IBR provides stability
“The IBR framework provides stability to TNB’s returns over threeyear regulatory periods, and gives it a fuel cost pass-through advantage every six months.
“Accordingly, we maintain a positive view of the framework, which we believe should help preserve the utility giant’s longterm financial profile,” RAM affirmed.
“Given higher fossil fuel prices, the continued removal of subsidies on regulated piped gas and the stronger US dollar, we anticipate a gradual elimination of rebates, which will lead to higher tariffs.
“However, the government may choose to utilise the Kumpulan Wang Industri Elektrik fund ( previously known as the stabilisation fund), that is made up of first- generation power purchase agreement savings, to offset the impact of escalating fuel costs.”

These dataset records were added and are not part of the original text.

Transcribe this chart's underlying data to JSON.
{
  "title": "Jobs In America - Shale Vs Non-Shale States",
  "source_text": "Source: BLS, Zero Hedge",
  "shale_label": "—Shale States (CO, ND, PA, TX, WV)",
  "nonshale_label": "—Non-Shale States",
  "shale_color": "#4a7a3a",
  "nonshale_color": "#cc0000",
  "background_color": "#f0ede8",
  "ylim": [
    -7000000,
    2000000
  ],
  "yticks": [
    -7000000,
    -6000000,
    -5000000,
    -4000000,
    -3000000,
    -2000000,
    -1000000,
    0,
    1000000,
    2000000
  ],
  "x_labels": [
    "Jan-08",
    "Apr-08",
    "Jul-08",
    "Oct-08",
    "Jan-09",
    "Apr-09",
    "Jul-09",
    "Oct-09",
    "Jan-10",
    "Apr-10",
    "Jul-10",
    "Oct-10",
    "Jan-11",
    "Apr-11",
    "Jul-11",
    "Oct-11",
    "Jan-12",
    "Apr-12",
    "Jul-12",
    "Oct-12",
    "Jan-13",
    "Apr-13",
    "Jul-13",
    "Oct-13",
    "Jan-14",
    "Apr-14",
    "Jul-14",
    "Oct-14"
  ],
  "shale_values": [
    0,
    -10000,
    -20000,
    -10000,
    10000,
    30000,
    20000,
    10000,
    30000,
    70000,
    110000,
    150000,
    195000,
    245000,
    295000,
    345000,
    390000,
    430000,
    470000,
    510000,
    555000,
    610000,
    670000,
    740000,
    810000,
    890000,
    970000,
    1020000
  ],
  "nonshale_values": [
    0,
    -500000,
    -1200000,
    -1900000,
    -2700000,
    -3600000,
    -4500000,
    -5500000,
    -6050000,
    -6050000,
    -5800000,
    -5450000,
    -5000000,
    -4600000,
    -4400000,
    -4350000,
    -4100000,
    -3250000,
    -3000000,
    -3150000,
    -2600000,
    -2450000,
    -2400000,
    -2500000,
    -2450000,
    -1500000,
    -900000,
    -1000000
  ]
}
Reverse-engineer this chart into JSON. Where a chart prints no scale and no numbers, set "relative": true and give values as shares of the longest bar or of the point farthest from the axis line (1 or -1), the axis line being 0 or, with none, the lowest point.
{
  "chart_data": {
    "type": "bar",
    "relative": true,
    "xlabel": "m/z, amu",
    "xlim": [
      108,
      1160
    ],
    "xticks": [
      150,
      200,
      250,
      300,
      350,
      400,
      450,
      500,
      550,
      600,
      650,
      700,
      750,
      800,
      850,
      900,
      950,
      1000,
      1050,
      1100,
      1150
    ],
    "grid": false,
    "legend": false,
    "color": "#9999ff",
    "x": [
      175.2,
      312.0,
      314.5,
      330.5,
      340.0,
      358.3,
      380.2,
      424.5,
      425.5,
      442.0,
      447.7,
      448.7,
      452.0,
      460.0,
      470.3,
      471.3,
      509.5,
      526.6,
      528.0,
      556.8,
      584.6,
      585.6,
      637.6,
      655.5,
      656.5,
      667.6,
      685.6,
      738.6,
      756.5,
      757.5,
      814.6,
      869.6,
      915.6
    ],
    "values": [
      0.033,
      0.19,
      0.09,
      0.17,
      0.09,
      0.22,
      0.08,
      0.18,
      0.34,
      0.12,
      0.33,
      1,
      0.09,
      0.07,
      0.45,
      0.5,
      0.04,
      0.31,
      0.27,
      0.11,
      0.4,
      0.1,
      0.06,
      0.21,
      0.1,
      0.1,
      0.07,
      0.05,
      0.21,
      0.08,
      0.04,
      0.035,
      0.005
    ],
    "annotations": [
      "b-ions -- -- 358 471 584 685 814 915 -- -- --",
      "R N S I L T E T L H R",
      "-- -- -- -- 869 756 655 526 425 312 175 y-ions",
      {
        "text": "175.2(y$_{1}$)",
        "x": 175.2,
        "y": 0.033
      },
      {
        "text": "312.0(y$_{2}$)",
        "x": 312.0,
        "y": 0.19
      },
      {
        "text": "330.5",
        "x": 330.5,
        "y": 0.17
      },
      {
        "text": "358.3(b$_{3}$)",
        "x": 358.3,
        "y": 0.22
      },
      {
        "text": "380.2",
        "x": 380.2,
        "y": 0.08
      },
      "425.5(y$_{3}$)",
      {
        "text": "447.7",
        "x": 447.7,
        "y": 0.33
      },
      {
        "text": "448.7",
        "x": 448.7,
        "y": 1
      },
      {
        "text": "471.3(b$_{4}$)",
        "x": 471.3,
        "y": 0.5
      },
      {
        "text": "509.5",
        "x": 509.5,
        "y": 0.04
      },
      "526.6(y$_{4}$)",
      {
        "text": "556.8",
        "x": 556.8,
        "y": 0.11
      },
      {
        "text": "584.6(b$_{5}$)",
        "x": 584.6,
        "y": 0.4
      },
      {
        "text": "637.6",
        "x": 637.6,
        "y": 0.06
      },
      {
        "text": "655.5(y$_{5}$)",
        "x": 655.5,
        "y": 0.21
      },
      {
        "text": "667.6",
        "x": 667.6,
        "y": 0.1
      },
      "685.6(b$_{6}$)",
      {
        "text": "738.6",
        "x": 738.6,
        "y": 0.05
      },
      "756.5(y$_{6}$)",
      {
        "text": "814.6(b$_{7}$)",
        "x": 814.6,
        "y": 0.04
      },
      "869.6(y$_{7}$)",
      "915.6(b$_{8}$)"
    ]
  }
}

Meanwhile, TNB’s adjusted gearing ratio as at end of financial year 2017 and funds from operations debt coverage in fiscal 2017 stayed strong at a respective 1.11 times and 0.27 times despite higher debt levels, owing mainly to the issuance of US$ 750 million ( RM3.13 billion) of sukuk and a drawdown of RM2 billion of sukuk wakalah.
Factoring in a purchase consideration of 77.37 million pounds (about RM418.39 million) for the recent acquisition of an 80 per cent stake in two renewable energy companies in the UK, RAM said the group’s adjusted gearing and FFODC remained healthy.
“The group aims to secure up to 5,000 MW of new generation capacity internationally by 2025,’ it said.
“However, TNB may need to incur more debt to fund future acquisitions, which could potentially weaken its financial metrics in the absence of corresponding earnings accretion.”